Uno dopo l'altro, interi segmenti della società reclamano il ritiro della tutela religiosa e il diritto all'autonomia. Una delle rivendicazioni più significative è quella di Cesare Beccaria , autore del trattato Dei delitti e delle pene (pubblicato all'età di ventisei anni), nel quale formula con chiarezza la distinzione tra peccato e delitto, che consente di sottrarre l'azione dei tribunali alla sfera d'influenza religiosa. Le leggi riguardano soltanto le relazioni degli uomini nella città; le loro trasgressioni non hanno nulla a che vedere con la dottrina religiosa. I peccati, poi, non cadono sotto la scure della legge: diritto e teologia non sono più considerati un'unica entità.

Beccaria mette in risalto anche un'altra minaccia per la libertà dell'individuo, proveniente questa volta non dalla chiesa (che non deve esercitare il potere temporale), né dallo stato (che non deve occuparsi di questioni attinenti alla sfera spirituale), ma dalla famiglia. In essa il capo può esercitare un'autorità oppressiva sugli altri membri, privandoli così dell'indipendenza che hanno acquisito nei confronti delle strutture sociali. Proprio come ogni individuo che abbia raggiunto l'età della ragione ha il diritto di rivolgersi direttamente a Dio, così può affidarsi direttamente alla repubblica di cui è membro, per beneficiare dei diritti che essa garantisce. Allora, «lo spirito repubblicano non solo spirerà nelle piazze e nelle adunanze della nazione, ma anche nelle domestiche mura, dove sta gran parte della felicità o della miseria degli uomini».

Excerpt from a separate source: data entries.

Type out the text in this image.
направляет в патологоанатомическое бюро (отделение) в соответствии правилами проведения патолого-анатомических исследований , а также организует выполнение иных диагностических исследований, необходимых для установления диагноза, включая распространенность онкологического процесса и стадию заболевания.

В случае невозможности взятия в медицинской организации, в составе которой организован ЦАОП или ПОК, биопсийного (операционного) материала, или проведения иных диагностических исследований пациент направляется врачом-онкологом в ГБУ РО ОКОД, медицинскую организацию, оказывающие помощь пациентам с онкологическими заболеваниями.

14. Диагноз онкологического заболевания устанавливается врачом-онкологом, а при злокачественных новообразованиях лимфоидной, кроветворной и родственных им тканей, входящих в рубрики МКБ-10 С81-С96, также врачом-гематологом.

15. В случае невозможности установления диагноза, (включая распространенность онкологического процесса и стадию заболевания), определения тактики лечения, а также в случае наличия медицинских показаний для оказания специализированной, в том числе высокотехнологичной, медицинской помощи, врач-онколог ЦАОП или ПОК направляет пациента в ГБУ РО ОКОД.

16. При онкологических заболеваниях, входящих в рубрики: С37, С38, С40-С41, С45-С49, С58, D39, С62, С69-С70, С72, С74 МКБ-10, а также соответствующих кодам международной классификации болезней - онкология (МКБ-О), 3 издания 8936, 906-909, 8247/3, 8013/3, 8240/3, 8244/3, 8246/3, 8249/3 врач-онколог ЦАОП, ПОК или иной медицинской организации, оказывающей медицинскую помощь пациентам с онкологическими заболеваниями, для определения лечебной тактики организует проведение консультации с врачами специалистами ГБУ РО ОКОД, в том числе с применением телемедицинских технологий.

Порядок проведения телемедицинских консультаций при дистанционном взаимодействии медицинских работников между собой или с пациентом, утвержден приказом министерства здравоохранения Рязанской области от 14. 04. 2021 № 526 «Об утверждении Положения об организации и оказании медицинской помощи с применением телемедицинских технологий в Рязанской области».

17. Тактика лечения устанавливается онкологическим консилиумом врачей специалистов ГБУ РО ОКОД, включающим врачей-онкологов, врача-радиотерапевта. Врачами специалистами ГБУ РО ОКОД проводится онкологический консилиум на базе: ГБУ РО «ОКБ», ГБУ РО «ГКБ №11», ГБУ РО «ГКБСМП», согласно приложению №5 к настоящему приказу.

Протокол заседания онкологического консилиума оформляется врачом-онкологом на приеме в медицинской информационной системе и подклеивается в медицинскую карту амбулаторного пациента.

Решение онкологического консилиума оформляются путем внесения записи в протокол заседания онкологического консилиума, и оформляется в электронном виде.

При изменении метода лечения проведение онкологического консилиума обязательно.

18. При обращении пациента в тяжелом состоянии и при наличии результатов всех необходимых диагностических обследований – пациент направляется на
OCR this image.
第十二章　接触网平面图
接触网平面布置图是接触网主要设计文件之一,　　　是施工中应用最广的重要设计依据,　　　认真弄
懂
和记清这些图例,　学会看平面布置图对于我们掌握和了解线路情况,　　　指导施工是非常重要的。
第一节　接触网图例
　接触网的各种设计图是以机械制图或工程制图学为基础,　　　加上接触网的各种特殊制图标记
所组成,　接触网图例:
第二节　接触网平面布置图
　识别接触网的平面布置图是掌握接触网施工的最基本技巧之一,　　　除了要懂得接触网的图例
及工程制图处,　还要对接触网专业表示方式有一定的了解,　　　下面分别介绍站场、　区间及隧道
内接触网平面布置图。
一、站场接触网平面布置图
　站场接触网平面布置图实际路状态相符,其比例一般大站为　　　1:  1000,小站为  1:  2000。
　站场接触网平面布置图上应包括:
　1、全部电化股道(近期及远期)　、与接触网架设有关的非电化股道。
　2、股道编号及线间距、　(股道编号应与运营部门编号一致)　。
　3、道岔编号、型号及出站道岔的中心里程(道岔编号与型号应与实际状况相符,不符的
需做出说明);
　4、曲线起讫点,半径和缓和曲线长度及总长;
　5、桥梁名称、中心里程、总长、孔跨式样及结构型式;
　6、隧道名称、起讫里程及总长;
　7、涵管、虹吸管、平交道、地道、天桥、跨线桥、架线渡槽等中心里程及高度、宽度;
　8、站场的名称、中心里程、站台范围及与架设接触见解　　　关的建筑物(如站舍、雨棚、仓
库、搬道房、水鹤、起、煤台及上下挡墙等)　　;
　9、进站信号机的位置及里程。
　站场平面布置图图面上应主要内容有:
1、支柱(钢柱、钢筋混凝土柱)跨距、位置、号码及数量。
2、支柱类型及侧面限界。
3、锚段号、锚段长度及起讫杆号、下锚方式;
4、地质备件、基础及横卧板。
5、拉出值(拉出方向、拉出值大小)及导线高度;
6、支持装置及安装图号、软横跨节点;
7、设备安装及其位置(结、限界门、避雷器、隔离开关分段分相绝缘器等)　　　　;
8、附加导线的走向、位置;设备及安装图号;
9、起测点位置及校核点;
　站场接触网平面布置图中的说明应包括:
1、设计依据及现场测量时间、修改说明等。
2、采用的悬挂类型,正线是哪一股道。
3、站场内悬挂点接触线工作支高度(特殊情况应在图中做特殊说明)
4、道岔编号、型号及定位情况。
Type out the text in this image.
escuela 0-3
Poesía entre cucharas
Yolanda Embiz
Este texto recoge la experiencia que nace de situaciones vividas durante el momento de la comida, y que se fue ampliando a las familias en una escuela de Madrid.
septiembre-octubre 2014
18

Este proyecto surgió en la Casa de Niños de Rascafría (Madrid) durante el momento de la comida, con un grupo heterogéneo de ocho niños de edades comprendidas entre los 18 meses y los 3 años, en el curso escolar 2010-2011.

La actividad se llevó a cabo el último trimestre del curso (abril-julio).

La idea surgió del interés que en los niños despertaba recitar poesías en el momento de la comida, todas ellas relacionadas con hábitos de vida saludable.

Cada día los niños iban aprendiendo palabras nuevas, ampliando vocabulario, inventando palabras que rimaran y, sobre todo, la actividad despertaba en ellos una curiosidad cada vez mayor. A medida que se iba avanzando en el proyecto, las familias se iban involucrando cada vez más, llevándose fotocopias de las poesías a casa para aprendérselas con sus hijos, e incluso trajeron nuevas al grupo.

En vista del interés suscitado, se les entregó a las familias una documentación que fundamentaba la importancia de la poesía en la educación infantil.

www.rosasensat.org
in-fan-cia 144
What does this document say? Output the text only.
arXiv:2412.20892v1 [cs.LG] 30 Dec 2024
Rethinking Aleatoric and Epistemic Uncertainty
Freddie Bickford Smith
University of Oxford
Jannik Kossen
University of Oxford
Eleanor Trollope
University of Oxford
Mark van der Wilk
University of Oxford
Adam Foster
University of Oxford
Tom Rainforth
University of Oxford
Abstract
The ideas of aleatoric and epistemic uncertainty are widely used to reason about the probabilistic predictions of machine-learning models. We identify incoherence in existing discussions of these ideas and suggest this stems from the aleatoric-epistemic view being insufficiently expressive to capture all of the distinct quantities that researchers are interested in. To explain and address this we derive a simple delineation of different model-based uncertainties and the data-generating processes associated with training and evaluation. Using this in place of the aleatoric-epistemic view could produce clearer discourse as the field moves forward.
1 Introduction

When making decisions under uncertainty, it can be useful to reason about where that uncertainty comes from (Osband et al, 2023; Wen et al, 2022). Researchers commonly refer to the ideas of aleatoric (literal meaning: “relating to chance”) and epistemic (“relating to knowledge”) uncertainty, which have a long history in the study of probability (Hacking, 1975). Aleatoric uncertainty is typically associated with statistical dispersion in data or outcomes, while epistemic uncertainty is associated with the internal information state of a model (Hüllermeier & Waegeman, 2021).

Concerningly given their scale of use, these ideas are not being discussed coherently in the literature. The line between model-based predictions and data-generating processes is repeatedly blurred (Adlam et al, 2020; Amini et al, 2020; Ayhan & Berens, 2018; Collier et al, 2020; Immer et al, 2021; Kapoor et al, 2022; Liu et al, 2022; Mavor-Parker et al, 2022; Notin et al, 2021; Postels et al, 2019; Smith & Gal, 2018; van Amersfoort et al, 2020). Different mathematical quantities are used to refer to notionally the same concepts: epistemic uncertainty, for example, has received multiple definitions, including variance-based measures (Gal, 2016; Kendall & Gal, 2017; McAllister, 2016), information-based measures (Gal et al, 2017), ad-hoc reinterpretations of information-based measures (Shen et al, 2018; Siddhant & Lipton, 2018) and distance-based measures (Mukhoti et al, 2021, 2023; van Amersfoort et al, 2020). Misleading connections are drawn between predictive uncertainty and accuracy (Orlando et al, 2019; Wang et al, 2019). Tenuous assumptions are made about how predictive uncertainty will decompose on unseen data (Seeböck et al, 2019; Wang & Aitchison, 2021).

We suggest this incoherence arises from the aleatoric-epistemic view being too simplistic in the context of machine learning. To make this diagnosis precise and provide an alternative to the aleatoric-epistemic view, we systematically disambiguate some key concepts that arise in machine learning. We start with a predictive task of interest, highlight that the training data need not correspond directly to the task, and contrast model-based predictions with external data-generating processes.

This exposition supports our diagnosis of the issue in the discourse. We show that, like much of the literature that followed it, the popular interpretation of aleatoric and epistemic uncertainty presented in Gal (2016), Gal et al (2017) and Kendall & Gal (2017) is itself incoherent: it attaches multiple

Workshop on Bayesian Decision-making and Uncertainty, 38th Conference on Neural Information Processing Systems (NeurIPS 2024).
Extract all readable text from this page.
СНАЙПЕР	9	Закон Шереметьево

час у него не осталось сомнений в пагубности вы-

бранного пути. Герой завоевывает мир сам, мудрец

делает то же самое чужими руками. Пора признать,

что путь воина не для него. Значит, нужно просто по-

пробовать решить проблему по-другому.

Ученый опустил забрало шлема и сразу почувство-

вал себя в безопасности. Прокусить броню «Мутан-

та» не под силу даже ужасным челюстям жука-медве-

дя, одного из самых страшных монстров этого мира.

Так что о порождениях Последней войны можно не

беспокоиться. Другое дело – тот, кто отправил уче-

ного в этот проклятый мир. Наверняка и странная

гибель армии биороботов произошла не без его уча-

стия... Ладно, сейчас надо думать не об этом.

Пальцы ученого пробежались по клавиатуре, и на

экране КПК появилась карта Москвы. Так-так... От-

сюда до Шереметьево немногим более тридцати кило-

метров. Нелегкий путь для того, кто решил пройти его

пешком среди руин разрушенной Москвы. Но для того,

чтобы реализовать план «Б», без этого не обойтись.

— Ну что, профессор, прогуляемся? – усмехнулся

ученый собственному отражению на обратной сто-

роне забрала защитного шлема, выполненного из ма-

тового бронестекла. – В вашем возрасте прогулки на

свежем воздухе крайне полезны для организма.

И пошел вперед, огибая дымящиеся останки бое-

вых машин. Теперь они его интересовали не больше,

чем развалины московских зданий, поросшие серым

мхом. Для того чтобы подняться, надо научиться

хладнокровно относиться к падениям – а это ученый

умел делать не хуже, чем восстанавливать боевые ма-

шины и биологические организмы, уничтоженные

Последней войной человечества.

In una democrazia liberale moderna, il comportamento dell'individuo si divide, dunque, non tanto tra ordine temporale e spirituale, ma in tre sfere. A uno dei poli si colloca la sfera privata e personale che l'individuo gestisce da solo, senza che nessuno abbia nulla da obiettare: dopo la Riforma, la libertà di coscienza si è ampliata fino a diventare libertà di tutti i comportamenti privati. Al polo opposto si colloca la sfera legale, in cui l'individuo si vede imporre norme rigide, garantite dallo stato, che non può trasgredire senza divenire un criminale. Tra le due si trova una terza vasta area, pubblica o sociale, fortemente caratterizzata da norme e valori, che lasciano, comunque, una certa libertà. Mentre le leggi formulano ordini e infliggono pene, qui ci si accontenta di fornire consigli o esprimere disapprovazioni, nel quadro di un dibattito pubblico: per esempio regole morali, pressioni esercitate dalla moda o dallo spirito dei tempi, o anche prescrizioni religiose (dunque rappresenta il luogo in cui un tempo agiva il potere spirituale).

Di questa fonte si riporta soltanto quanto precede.